Ich weiß nicht, wie oft ich diesen Satz schon gedacht habe. Und gehört. Vor allem, wenn mal wieder jemand im Weg steht. In Gehirnwindungen meißelt er sich aber nicht bloß wegen der ständigen Wiederholungen, sondern weil er ein Filmzitat ist:

Hey, I’m walking here!

In aufgebrachtem Tonfall losgepoltert ist er ein Zitat aus dem Film „Midnight Cowboy“ von 1969. Besagte Hauptfigur, Joe Buck (gespielt von Joe Voight) läuft da in typischem New York-Tempo mit dem Gauner Ratso Rizzo (Dustin Hoffman) durch die Gegend und über die Straße. Obwohl die beiden sogar das korrekte Ampellicht haben, nimmt ein Taxifahrer Ratso dabei fast auf die Motorhaube, und der regt sich darüber mit eben jenem Zitat auf.

Diese fünf Worte sagen jede Menge über New York und die New Yorker. Und wie das so ist mit berühmten Zitaten und Filmen: Eine Legende windet sich wie ein Ehrenkranz drum. Filmfans und schnoddrige New Yorker ergötzen sich daran, dass die Szene so nicht im Drehbuch gestanden haben soll.

Walk. Don’t Walk. Drive. Improvise.

Der Taxifahrer soll demnach im Gewirr der Drehwiederholungen unbemerkt in die Szene hineingefahren sein, und Hoffman soll darauf spontan reagiert haben. In Deutschland hätte er vielleicht „Ey, ich hab grün“ gerufen, aber für Fußgänger gibt es diese Farbe ja in New York nicht, und damals war auf den Ampeln noch „Walk“ oder „Don’t Walk“ zu lesen.

Der Schauspieler hat die Legende jedenfalls bestätigt. Einer der Produzenten erzählte allerdings etwas anderes.

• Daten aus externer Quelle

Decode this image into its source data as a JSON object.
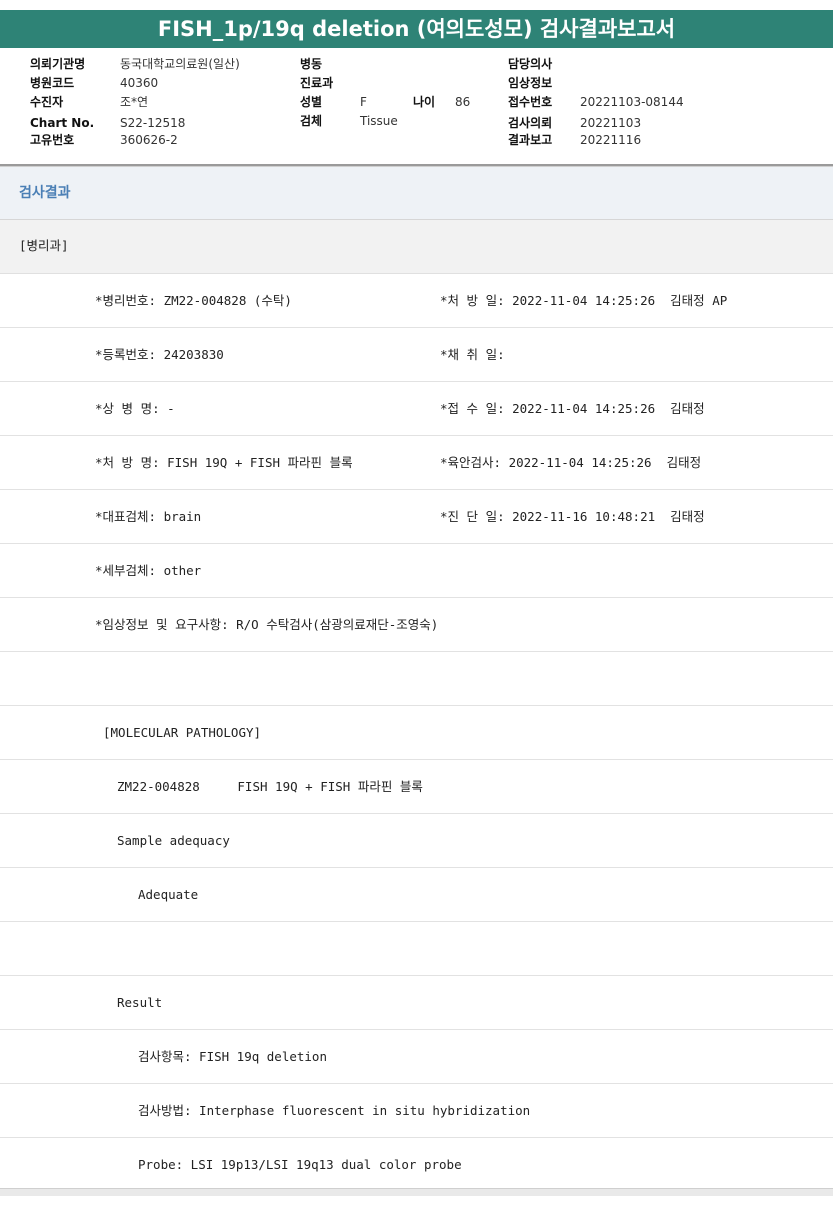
{
  "report": {
    "title": "FISH_1p/19q deletion (여의도성모) 검사결과보고서"
  },
  "header_info": {
    "col1": [
      {
        "label": "의뢰기관명",
        "value": "동국대학교의료원(일산)"
      },
      {
        "label": "병원코드",
        "value": "40360"
      },
      {
        "label": "수진자",
        "value": "조*연"
      },
      {
        "label": "Chart No.",
        "value": "S22-12518"
      },
      {
        "label": "고유번호",
        "value": "360626-2"
      }
    ],
    "col2": [
      {
        "label": "병동",
        "value": ""
      },
      {
        "label": "진료과",
        "value": ""
      },
      {
        "label": "성별",
        "value": "F"
      },
      {
        "label": "검체",
        "value": "Tissue"
      }
    ],
    "age": {
      "label": "나이",
      "value": "86"
    },
    "col3": [
      {
        "label": "담당의사",
        "value": ""
      },
      {
        "label": "임상정보",
        "value": ""
      },
      {
        "label": "접수번호",
        "value": "20221103-08144"
      },
      {
        "label": "검사의뢰",
        "value": "20221103"
      },
      {
        "label": "결과보고",
        "value": "20221116"
      }
    ]
  },
  "section": {
    "title": "검사결과",
    "department": "[병리과]"
  },
  "rows": [
    {
      "left": "*병리번호: ZM22-004828 (수탁)",
      "right": "*처 방 일: 2022-11-04 14:25:26  김태정 AP"
    },
    {
      "left": "*등록번호: 24203830",
      "right": "*채 취 일:"
    },
    {
      "left": "*상 병 명: -",
      "right": "*접 수 일: 2022-11-04 14:25:26  김태정"
    },
    {
      "left": "*처 방 명: FISH 19Q + FISH 파라핀 블록",
      "right": "*육안검사: 2022-11-04 14:25:26  김태정"
    },
    {
      "left": "*대표검체: brain",
      "right": "*진 단 일: 2022-11-16 10:48:21  김태정"
    },
    {
      "left": "*세부검체: other",
      "right": ""
    },
    {
      "left": "*임상정보 및 요구사항: R/O 수탁검사(삼광의료재단-조영숙)",
      "right": ""
    }
  ],
  "result_lines": [
    "",
    "[MOLECULAR PATHOLOGY]",
    "ZM22-004828     FISH 19Q + FISH 파라핀 블록",
    "Sample adequacy",
    "Adequate",
    "",
    "Result",
    "검사항목: FISH 19q deletion",
    "검사방법: Interphase fluorescent in situ hybridization",
    "Probe: LSI 19p13/LSI 19q13 dual color probe"
  ]
}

Ich glaube, das Zitat hat sich aber gar nicht so sehr wegen der Legendenbildung in den Köpfen festgesetzt, sondern weil Fußgänger in New York diesen Ausruf bis zum heutigen Tag im Kopf oder auf der Zunge haben.

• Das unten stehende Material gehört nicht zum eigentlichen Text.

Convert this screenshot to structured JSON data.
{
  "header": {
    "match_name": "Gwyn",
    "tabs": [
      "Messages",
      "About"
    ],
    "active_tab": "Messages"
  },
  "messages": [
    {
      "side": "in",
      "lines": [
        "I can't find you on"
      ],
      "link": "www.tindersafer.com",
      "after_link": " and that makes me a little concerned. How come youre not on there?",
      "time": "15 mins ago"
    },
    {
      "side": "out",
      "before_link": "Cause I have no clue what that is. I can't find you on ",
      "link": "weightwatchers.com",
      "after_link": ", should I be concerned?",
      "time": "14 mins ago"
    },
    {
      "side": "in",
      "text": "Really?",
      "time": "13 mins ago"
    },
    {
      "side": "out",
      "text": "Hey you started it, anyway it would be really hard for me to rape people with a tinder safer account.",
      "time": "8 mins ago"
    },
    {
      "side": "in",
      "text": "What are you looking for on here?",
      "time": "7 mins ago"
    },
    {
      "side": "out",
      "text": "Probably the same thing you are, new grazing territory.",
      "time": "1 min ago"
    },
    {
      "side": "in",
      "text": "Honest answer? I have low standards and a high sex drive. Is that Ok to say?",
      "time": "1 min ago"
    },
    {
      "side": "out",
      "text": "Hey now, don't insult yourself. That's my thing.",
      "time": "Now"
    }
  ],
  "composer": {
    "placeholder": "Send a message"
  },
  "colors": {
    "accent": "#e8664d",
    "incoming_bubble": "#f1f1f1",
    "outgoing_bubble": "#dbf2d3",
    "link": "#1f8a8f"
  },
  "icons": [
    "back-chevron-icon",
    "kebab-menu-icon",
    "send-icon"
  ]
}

Dabei lässt sich das Laufen in New York auch ganz gelassen angehen.

Even in New York, walking to work is homey and folksy, like living in a small town.

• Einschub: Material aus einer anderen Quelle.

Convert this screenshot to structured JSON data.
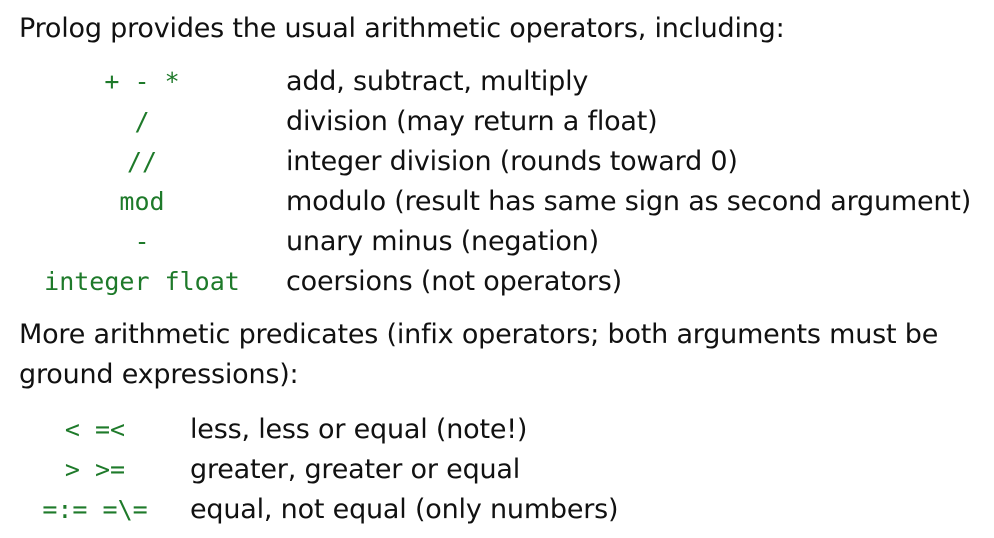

Der Unterhaltungskünstler und Zauberer Penn Jilette (und die Hälfte des Duos Penn & Teller) hat eine ganze Weile in New York gelebt und fand es ganz gemütlich und geradezu kleinstädtisch, wie man in New York zur Arbeit läuft.

New York Zitate Walking Here

Drama für einen, der sich eine Stadt gern erläuft

Doch bei den Zugezogenen scheiden sich die Geister. Der Dichter und Dramatiker Federico Garcia Lorca war nach diversen Enttäuschungen ab 1929 für längere Zeit in New York, wo er eigentlich Englisch studieren sollte, vor allem aber schrieb. Seine Sammlung „Poeta en Nueva York“ erschien erst nach seinem Tod.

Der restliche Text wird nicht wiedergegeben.